If the Mask Doesn’t Fit, COVID-19 Will Hit

The most poorly fitting mask can almost double the risk of infection for the wearers and even those around them.

When the United States and rest of the world struggled against the first waves of COVID-19 last year, it quickly became apparent that health care professionals were outgunned. There was just not enough personal protective equipment (PPE) on hand, especially masks. The health care system responded by relaxing infection prevention guidelines for PPE and mask use, allowing them to be reused, and hospitals also turned to just-in-time fit testing to help mitigate the problem, as Infection Control Today® (ICT®) reported.

A mask that doesn’t fit properly doesn’t offer much protection.

In fact, masks that don’t fit properly might actually increase a health care worker’s chances of contracting COVID-19. That’s the conclusion reached by investigators at the University of Cincinnati’s College of Engineering and Applied Sciences, in collaboration with the FDA’s Division of Applied Mechanics.

Results from their study were published in the journal Scientific Reports.

“Many people do not realize that the fit of face masks can vary. There are different face shapes and different sizes of masks,” Rupak Banerjee, a professor in UC’s Department of Mechanical and Materials Engineering said. “If you do not match them well, you can lead to greater leaks and higher risks of infection.”

In an interview with ICT® in March, Beau Wangtrakuldee, PhD, the CEO and founder of a company called AmorSui, pointed out that “in the health care industry in general, small sizes are typically based on Caucasian males, so once you get to women who truly have smaller frames there are no products available for them.”

Wangtrakuldee also spoke about a hospital ward in the United Kingdom in which 80% of the staff were women and how “they developed ulcers from having to tie N95 masks too tightly in order to feel protected or have them fit properly.”

In the Scientific Reports study, investigators employed computerized tomography (CT) scans of 3 different sized face masks which were attached to 3 different sized dummy heads to measure the gaps between the face and the fabric.

They then created a 3D computer-aided design model using the CT scans that showed the gaps between the mask and the dummy head and calculated the rate of airflow through them to identify the relative risk of infection for each mask.

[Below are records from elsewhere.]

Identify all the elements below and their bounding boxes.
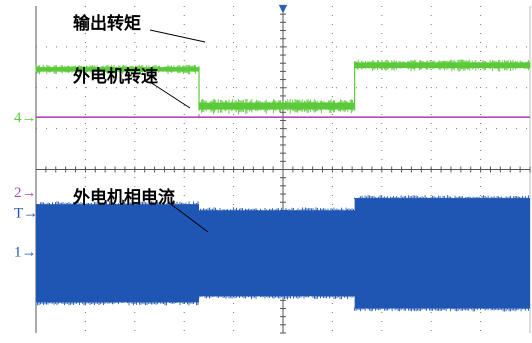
torque-noise xyxy=(354,59,531,72)
label-leader-line xyxy=(149,81,191,109)
label-leader-line xyxy=(167,201,209,233)
phase-current-noise xyxy=(35,201,199,306)
channel-ground-marker: 1→ xyxy=(14,244,37,260)
trace-label-motor-speed: 外电机转速 xyxy=(73,67,158,87)
channel-marker: T→ xyxy=(14,205,38,221)
trace-label-output-torque: 输出转矩 xyxy=(73,14,141,34)
trigger-marker: ▼ xyxy=(279,2,288,15)
torque-noise xyxy=(35,64,199,75)
phase-current-noise xyxy=(354,195,530,312)
phase-current-band xyxy=(36,198,530,309)
channel-ground-marker: 4→ xyxy=(14,110,37,126)
label-leader-line xyxy=(149,29,206,43)
channel-marker: 2→ xyxy=(14,185,37,201)
trace-label-phase-current: 外电机相电流 xyxy=(73,188,175,208)
phase-current-noise xyxy=(198,207,354,300)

Findings from the study demonstrated that the aerosol transport due to the gaps between the mask and the dummy heads varied from 30% to 95%. Leaks were seen to be largest around the nose.

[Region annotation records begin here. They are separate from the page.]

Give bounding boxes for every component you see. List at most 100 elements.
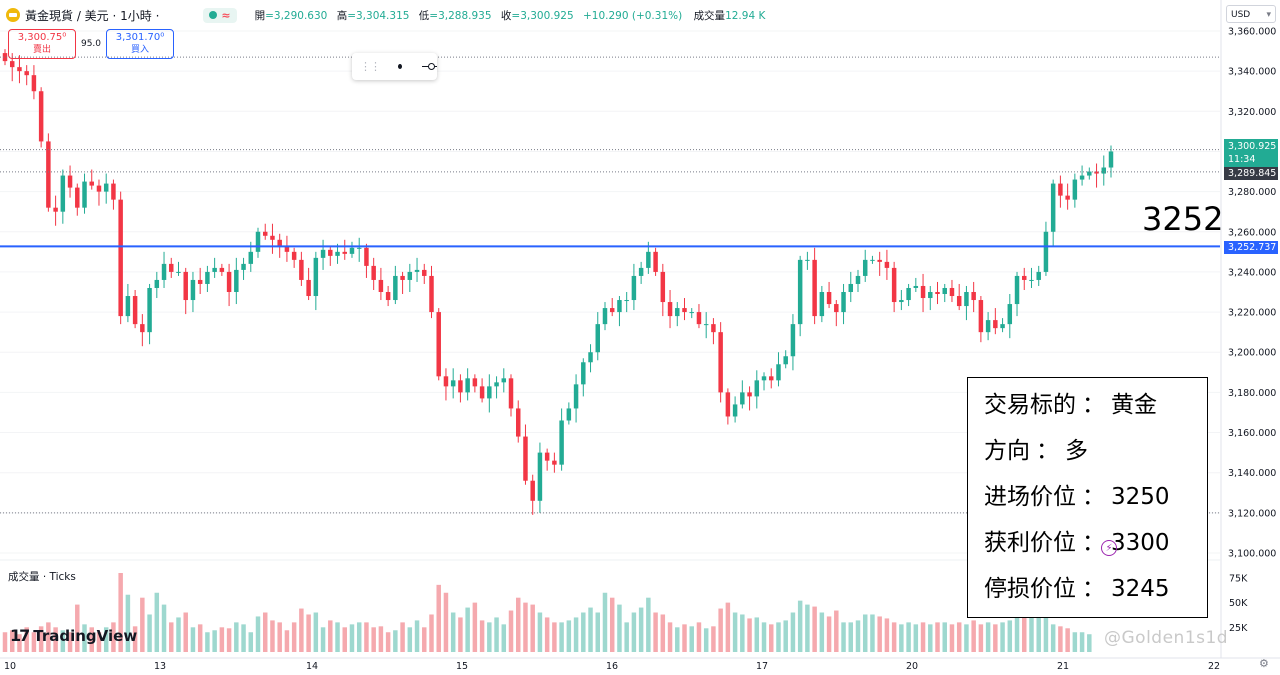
volume-bar bbox=[190, 627, 196, 652]
market-status-pill[interactable]: ≈ bbox=[203, 7, 237, 23]
volume-bar bbox=[248, 632, 254, 652]
candle-body bbox=[530, 480, 535, 501]
volume-bar bbox=[400, 622, 405, 652]
candle-body bbox=[1087, 171, 1092, 176]
volume-bar bbox=[103, 627, 109, 652]
candle-body bbox=[740, 392, 745, 405]
sell-button[interactable]: 3,300.75⁰ 賣出 bbox=[8, 29, 76, 59]
volume-bar bbox=[1050, 624, 1056, 652]
candle-body bbox=[103, 183, 109, 192]
candle-body bbox=[320, 249, 326, 258]
volume-bar bbox=[60, 630, 66, 652]
volume-bar bbox=[949, 624, 955, 652]
buy-price: 3,301.70⁰ bbox=[115, 32, 165, 43]
candle-body bbox=[653, 251, 658, 272]
volume-bar bbox=[1014, 614, 1020, 652]
y-tick-label: 3,140.000 bbox=[1228, 468, 1276, 479]
volume-pane-title[interactable]: 成交量 · Ticks bbox=[8, 571, 76, 583]
volume-bar bbox=[443, 592, 449, 652]
volume-bar bbox=[38, 626, 44, 652]
candle-body bbox=[891, 267, 897, 303]
candle-body bbox=[978, 300, 984, 333]
y-tick-label: 3,180.000 bbox=[1228, 388, 1276, 399]
candle-body bbox=[769, 376, 774, 381]
volume-bar bbox=[928, 624, 933, 652]
dot-tool-icon[interactable] bbox=[398, 64, 403, 69]
volume-bar bbox=[544, 617, 550, 652]
candle-body bbox=[24, 71, 29, 76]
high-value: =3,304.315 bbox=[347, 9, 410, 22]
candle-body bbox=[689, 312, 694, 314]
drag-grip-icon[interactable]: ⋮⋮ bbox=[360, 60, 381, 73]
x-tick-label: 13 bbox=[154, 661, 166, 672]
candle-body bbox=[588, 352, 593, 363]
volume-bar bbox=[1072, 632, 1078, 652]
instrument-label: 交易标的 bbox=[984, 392, 1076, 418]
x-tick-label: 21 bbox=[1057, 661, 1069, 672]
candle-body bbox=[450, 380, 456, 387]
last-price: 3,300.925 bbox=[1228, 141, 1277, 152]
volume-bar bbox=[877, 616, 882, 652]
candle-body bbox=[407, 271, 413, 280]
volume-bar bbox=[906, 622, 911, 652]
symbol-title[interactable]: 黃金現貨 / 美元 · 1小時 · bbox=[25, 8, 160, 23]
level-annotation: 3252 bbox=[1142, 200, 1224, 238]
candle-body bbox=[985, 320, 991, 333]
candle-body bbox=[675, 308, 680, 317]
volume-bar bbox=[501, 624, 507, 652]
candle-body bbox=[747, 392, 752, 397]
volume-label: 成交量 bbox=[693, 9, 726, 22]
volume-bar bbox=[494, 617, 499, 652]
volume-bar bbox=[754, 617, 760, 652]
flash-icon[interactable]: ⚡ bbox=[1101, 540, 1117, 556]
candle-body bbox=[913, 285, 919, 288]
volume-bar bbox=[17, 634, 22, 652]
x-tick-label: 17 bbox=[756, 661, 768, 672]
candle-body bbox=[624, 300, 629, 302]
info-row-instrument: 交易标的：黄金 bbox=[984, 382, 1207, 428]
buy-label: 買入 bbox=[130, 45, 149, 55]
candle-body bbox=[132, 296, 138, 325]
volume-bar bbox=[378, 626, 384, 652]
candle-body bbox=[270, 235, 275, 240]
candles bbox=[2, 49, 1114, 515]
candle-body bbox=[82, 181, 87, 208]
sell-label: 賣出 bbox=[32, 45, 51, 55]
candle-body bbox=[212, 267, 217, 272]
volume-bar bbox=[154, 592, 160, 652]
candle-body bbox=[834, 304, 839, 313]
open-value: =3,290.630 bbox=[265, 9, 328, 22]
takeprofit-value: 3300 bbox=[1111, 530, 1170, 556]
candle-body bbox=[197, 279, 203, 284]
volume-bar bbox=[393, 630, 398, 652]
takeprofit-label: 获利价位 bbox=[984, 530, 1076, 556]
volume-bar bbox=[812, 606, 817, 652]
volume-bar bbox=[487, 622, 492, 652]
candle-body bbox=[169, 263, 174, 272]
volume-bar bbox=[783, 620, 788, 652]
volume-bar bbox=[82, 624, 87, 652]
live-wave-icon: ≈ bbox=[221, 8, 231, 22]
line-style-icon[interactable] bbox=[422, 63, 437, 70]
tradingview-logo[interactable]: 17 TradingView bbox=[10, 626, 137, 645]
buy-button[interactable]: 3,301.70⁰ 買入 bbox=[106, 29, 174, 59]
volume-bar bbox=[1000, 622, 1005, 652]
x-tick-label: 16 bbox=[606, 661, 618, 672]
settings-gear-icon[interactable]: ⚙ bbox=[1259, 657, 1269, 670]
candle-body bbox=[1079, 175, 1085, 180]
volume-bar bbox=[573, 617, 579, 652]
volume-bar bbox=[862, 614, 868, 652]
volume-bar bbox=[920, 622, 926, 652]
candle-body bbox=[472, 378, 478, 387]
candle-body bbox=[313, 257, 319, 297]
candle-body bbox=[783, 356, 788, 365]
currency-select[interactable]: USD bbox=[1226, 5, 1276, 24]
volume-bar bbox=[631, 612, 637, 652]
separator: ： bbox=[1082, 530, 1105, 556]
candle-body bbox=[552, 460, 557, 465]
candle-body bbox=[67, 175, 73, 188]
volume-bar bbox=[371, 627, 376, 652]
candle-body bbox=[1043, 231, 1049, 272]
volume-bar bbox=[1036, 604, 1041, 652]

The most poorly fitting mask can almost double the risk of infection for the wearers and even those around them.

The investigators hope that the results from this research will help to educate consumers and aid manufacturers in developing masks.

“The set of computational models presented are useful for predicting the relative infection risk for different types of protection, facial profile types, pathogen characteristics, and level of compliance,” the authors wrote. “The leakage and the risk-assessment models can be helpful in developing protection strategy, establishing PPE guidelines, and promoting awareness for the general public during a pandemic.”